Earlier today, health minister Dr Zaliha Mustafa said the bill had been sent to the PSC for further review, following engagement sessions with several stakeholders.
Azrul said the government’s move to remove liquid and gel nicotine used in vapes from the list of controlled substances scheduled under the Poisons Act 1952 against the recommendations of the Poisons Board had opened a “Pandora’s Box”.
He said the consequence was that the youth, particularly young women, were now the targets of aggressive promotional, marketing, and sales campaigns by retailers and manufacturers.
“No more excuses, ifs, and buts. The government and MPs must be pragmatic, and find both the right compromises and the moral courage to step up and do the right thing,” Azrul said.
“If this means that we must temporarily shelve the Generational End Game provisions to guarantee passage of this bill, so be it. We urgently need the Control of Smoking Product for Public Health Bill to be passed in Parliament now,” Azrul said.

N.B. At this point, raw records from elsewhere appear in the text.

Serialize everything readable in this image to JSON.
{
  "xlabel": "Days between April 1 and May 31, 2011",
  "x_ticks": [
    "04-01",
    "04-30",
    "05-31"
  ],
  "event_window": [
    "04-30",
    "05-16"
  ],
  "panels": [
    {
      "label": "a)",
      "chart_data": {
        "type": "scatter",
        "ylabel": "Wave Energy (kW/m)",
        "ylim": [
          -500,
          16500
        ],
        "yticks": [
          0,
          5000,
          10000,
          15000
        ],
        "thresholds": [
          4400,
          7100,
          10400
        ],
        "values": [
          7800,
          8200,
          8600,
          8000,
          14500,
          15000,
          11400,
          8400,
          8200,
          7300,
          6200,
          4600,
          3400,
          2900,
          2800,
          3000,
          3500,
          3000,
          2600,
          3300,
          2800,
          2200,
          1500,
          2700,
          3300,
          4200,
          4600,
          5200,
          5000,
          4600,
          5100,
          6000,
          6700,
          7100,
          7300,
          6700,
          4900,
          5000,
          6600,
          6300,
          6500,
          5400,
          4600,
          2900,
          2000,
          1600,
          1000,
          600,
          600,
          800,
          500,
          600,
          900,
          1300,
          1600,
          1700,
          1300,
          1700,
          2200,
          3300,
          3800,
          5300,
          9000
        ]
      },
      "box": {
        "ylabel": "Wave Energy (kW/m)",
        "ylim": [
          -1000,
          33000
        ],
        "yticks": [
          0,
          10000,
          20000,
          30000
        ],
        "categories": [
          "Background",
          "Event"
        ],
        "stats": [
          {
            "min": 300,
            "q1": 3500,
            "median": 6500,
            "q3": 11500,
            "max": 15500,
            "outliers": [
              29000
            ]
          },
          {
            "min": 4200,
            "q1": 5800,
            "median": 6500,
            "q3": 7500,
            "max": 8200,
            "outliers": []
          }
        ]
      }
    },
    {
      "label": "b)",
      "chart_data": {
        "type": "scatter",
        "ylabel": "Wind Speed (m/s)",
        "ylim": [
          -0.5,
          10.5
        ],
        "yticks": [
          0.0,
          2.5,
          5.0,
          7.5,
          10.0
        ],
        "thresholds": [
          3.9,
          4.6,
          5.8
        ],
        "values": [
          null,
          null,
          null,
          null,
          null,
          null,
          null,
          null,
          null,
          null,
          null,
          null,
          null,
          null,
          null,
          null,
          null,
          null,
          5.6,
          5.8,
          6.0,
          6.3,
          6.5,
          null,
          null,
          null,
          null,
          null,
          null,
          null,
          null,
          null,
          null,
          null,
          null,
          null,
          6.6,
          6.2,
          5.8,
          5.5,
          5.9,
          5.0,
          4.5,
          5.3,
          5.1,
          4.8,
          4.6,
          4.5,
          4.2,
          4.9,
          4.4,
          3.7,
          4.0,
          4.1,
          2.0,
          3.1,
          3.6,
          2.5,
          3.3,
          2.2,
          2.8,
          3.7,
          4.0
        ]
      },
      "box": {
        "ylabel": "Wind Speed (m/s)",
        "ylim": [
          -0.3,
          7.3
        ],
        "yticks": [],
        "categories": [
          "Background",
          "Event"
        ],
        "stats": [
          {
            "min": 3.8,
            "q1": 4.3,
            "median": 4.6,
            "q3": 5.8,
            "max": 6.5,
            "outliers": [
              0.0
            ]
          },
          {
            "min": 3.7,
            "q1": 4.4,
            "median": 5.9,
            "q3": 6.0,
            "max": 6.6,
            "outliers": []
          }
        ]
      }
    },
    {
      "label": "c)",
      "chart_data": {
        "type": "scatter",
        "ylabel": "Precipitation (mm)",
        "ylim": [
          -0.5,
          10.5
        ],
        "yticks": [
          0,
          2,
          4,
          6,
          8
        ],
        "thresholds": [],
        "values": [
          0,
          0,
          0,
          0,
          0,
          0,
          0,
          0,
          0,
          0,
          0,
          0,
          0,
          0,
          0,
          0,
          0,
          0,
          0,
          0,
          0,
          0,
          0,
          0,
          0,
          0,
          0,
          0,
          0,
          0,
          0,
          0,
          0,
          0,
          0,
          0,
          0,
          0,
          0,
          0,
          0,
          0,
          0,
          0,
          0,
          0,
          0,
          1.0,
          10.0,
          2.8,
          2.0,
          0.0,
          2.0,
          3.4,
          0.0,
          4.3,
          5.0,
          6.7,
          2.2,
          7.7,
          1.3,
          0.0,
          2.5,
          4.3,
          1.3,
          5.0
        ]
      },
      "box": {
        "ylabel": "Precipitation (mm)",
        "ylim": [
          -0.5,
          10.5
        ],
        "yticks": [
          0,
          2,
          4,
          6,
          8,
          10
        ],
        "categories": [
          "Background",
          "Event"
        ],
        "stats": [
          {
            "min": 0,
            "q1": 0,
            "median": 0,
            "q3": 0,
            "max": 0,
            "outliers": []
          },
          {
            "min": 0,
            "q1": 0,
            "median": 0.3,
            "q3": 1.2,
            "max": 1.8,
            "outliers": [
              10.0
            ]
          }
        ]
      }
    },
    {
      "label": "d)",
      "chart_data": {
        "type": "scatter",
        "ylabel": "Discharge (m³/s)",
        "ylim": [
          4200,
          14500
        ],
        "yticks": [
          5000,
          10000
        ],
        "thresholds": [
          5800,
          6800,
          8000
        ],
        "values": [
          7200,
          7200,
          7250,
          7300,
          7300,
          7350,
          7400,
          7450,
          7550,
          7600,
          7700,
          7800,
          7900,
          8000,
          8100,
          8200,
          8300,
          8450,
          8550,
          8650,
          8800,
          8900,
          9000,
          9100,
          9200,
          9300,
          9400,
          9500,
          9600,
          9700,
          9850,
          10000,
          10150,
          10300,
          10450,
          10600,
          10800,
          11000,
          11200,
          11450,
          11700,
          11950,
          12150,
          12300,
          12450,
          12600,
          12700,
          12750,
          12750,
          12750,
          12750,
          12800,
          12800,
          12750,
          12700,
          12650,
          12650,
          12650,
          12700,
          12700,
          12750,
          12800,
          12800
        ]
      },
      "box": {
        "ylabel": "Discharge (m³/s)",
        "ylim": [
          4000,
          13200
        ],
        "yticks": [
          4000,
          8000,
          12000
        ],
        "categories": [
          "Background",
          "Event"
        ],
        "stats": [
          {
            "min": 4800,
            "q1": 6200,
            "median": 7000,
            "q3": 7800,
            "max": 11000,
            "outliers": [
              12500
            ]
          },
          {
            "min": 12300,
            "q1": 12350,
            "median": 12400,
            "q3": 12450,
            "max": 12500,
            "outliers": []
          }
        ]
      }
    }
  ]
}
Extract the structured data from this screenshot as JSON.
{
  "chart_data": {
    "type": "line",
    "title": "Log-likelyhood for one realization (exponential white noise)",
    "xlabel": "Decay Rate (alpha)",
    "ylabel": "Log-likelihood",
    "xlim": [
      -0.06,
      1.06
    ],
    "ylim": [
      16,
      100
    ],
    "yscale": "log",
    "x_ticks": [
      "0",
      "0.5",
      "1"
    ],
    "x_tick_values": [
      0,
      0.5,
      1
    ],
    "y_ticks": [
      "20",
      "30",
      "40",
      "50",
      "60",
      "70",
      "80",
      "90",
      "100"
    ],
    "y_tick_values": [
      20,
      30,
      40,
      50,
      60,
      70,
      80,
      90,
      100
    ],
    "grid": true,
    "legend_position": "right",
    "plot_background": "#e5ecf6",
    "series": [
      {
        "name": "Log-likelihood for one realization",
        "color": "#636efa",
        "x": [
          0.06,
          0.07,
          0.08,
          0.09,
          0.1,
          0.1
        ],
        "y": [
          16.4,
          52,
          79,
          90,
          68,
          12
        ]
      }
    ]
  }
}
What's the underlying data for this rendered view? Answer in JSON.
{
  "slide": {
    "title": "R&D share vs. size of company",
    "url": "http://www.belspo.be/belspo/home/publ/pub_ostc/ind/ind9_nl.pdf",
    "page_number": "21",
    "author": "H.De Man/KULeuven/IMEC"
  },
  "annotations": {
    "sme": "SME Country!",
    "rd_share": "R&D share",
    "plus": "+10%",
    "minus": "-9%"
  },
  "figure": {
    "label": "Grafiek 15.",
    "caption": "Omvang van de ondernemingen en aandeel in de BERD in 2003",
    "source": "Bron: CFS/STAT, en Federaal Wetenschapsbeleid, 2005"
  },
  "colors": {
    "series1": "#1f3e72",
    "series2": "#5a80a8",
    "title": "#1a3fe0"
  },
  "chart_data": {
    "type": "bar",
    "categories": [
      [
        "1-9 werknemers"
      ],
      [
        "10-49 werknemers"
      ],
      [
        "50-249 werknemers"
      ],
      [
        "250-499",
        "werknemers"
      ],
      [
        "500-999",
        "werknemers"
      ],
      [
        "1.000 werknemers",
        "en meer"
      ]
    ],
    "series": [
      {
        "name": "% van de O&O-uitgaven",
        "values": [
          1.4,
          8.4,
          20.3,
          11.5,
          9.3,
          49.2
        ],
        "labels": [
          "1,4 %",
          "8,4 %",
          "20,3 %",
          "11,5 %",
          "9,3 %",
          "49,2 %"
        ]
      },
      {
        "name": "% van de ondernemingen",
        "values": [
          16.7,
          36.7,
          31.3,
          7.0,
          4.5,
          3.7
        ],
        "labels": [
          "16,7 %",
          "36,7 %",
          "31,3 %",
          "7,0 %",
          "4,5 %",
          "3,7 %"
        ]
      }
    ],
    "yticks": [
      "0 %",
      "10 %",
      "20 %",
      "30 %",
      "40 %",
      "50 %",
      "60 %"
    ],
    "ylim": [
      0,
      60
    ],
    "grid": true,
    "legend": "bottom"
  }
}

Meanwhile, Malaysian Medical Association (MMA) president Dr Muruga Raj Rajathurai said the government’s decision to refer the bill to the PSC cast doubts over whether it would be passed in the current parliamentary session.
He said the decision to refer the bill to the PSC will mean that its tabling will yet again be delayed.
“If it is delayed further, the health ministry must immediately reverse its decision of exempting nicotine from the Poisons Act as the e-cigarette and vaping industry is still unregulated.”